Schadenfreude tafazzista
La decisione della Corte tedesca sui fondi per il clima (e i guai per noi)
I giudici hanno vietato di spostare i fondi previsti per la lotta alla pandemia alla trasformazione tecnologica e ambientale con un certo compiacimento dell'Italia. Ma le ripercussioni della decisione rischiano di essere negative per tutta l'Europa
La decisione della Corte costituzionale federale tedesca, che ha vietato di dirottare alla trasformazione tecnologica e ambientale fondi in origine destinati alla lotta contro la pandemia, non solo scava un buco potenziale di 60 miliardi nelle ambizioni tedesche di riconversione, ma minaccia l’intera consolidata prassi dei governi tedeschi di creare fondi fuori bilancio a cui attingere, mediante successiva emissione di debito.
La vicenda ha suscitato compiacimento in Italia, dove c’è sempre chi è pronto a puntare il dito contro presunti “falsi in bilancio” e ipocrisie tedesche. Le ripercussioni rischiano di essere negative per tutto il continente, però. Come finanziare il fabbisogno determinato dalla sentenza di Karlsruhe? Con aumenti di imposte e tagli di spesa, vien fatto di dire. Ma le cifre in gioco sono rilevanti e l’operazione non sarebbe indolore, anche al netto delle resistenze a tagli di spesa e aumento di entrate. Il ridimensionamento dei programmi non depone favorevolmente per un’industria che sta soffrendo un mutamento e una mutazione epocali, e la cui crisi strutturale travolgerebbe anche le sue catene del valore europee, entro le quali si collocano aziende italiane.
D’altro canto, spesso da questi fondi fuori bilancio si sono materializzate le risorse per aiuti di stato, per sfruttare il periodo di “liberi tutti” nei vincoli europei. Tali aiuti di stato sono un evidente vulnus al mercato unico europeo e a quei paesi che non dispongono di tasche fiscali abbastanza capienti per fare lo stesso o qualcosa di simile.
Sinora i tedeschi hanno potuto far emergere debito aggiuntivo da questo canale contingente in modo quasi indolore grazie alla crescita che eccede il costo medio del debito, l’ormai famoso effetto “palla di neve”. Le cose stanno cambiando anche da quelle parti, e tra non molto potremmo leggere di “sindromi italiane” dove il debito cresce spontaneamente perché la non crescita viene sorpassata dal costo del debito.

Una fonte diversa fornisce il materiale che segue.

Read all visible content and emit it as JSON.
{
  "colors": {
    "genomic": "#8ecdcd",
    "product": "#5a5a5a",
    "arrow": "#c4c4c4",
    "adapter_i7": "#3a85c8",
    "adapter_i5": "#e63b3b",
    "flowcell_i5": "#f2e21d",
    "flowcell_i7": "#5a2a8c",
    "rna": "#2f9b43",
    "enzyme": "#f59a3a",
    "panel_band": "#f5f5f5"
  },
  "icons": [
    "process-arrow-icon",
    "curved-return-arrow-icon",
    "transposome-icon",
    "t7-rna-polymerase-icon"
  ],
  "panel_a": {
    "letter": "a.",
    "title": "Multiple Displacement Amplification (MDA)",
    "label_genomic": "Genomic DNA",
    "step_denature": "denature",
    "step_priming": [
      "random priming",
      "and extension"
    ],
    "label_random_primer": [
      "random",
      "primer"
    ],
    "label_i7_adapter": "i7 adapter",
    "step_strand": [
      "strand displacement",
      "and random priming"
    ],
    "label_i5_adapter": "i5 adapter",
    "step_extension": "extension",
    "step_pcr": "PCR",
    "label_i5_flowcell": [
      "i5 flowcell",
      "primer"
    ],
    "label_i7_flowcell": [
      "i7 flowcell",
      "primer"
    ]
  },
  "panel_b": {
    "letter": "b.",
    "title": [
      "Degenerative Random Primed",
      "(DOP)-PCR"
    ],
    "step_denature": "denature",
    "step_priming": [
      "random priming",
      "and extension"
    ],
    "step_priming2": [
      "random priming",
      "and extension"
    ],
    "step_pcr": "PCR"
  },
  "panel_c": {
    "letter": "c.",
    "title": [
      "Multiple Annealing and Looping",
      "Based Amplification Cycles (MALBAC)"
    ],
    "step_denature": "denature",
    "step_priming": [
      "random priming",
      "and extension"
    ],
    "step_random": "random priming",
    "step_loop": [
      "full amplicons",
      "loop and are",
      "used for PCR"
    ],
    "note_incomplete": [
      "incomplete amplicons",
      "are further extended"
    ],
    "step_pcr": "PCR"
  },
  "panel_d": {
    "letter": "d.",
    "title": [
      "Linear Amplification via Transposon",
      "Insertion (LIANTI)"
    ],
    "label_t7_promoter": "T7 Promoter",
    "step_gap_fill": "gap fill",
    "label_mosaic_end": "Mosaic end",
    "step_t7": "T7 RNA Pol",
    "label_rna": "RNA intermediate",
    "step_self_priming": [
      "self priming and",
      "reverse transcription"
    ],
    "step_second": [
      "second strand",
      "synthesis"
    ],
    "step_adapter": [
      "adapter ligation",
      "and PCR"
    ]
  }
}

Tutti problemi aggiuntivi per la posizione negoziale tedesca sulla riforma del patto di stabilità in Ue. Perseguire il taglio del deficit a ogni costo, anche a quello di sacrificare una riconversione tecnologica su cui si è già in ritardo e che sta costando competitività al continente ogni mese che passa, oppure cambiare spartito e ideologia e ridare fiato anche a quei paesi che chiamano “investimento” anche la spesa corrente per improbabili bonus? Per il momento, la Germania pianta i freni a Bruxelles, mandando a dire alla Commissione guidata dalla tedesca Ursula von der Leyen che l’integrazione da 100 miliardi al bilancio pluriennale dell’area non s’ha da fare, o meglio si può fare solo per la metà che riguarda gli aiuti all’Ucraina.
La sensazione è che siamo in un gioco a somma negativa, di quelli che gli anglosassoni battezzano col motto “dannato se lo fai, dannato se non lo fai”. Comunque vada, saranno guai. Soprattutto per il paese che denuncia con una Schadenfreude palesemente tafazziana i “falsi in bilancio” di chi voleva finanziare investimenti veri e non piuttosto la ristrutturazione di ville e appartamenti a spese dei contribuenti. Ma sono dettagli, e il concetto di investimento, come noto, alle nostre latitudini viene impreziosito da numerose licenze poetiche.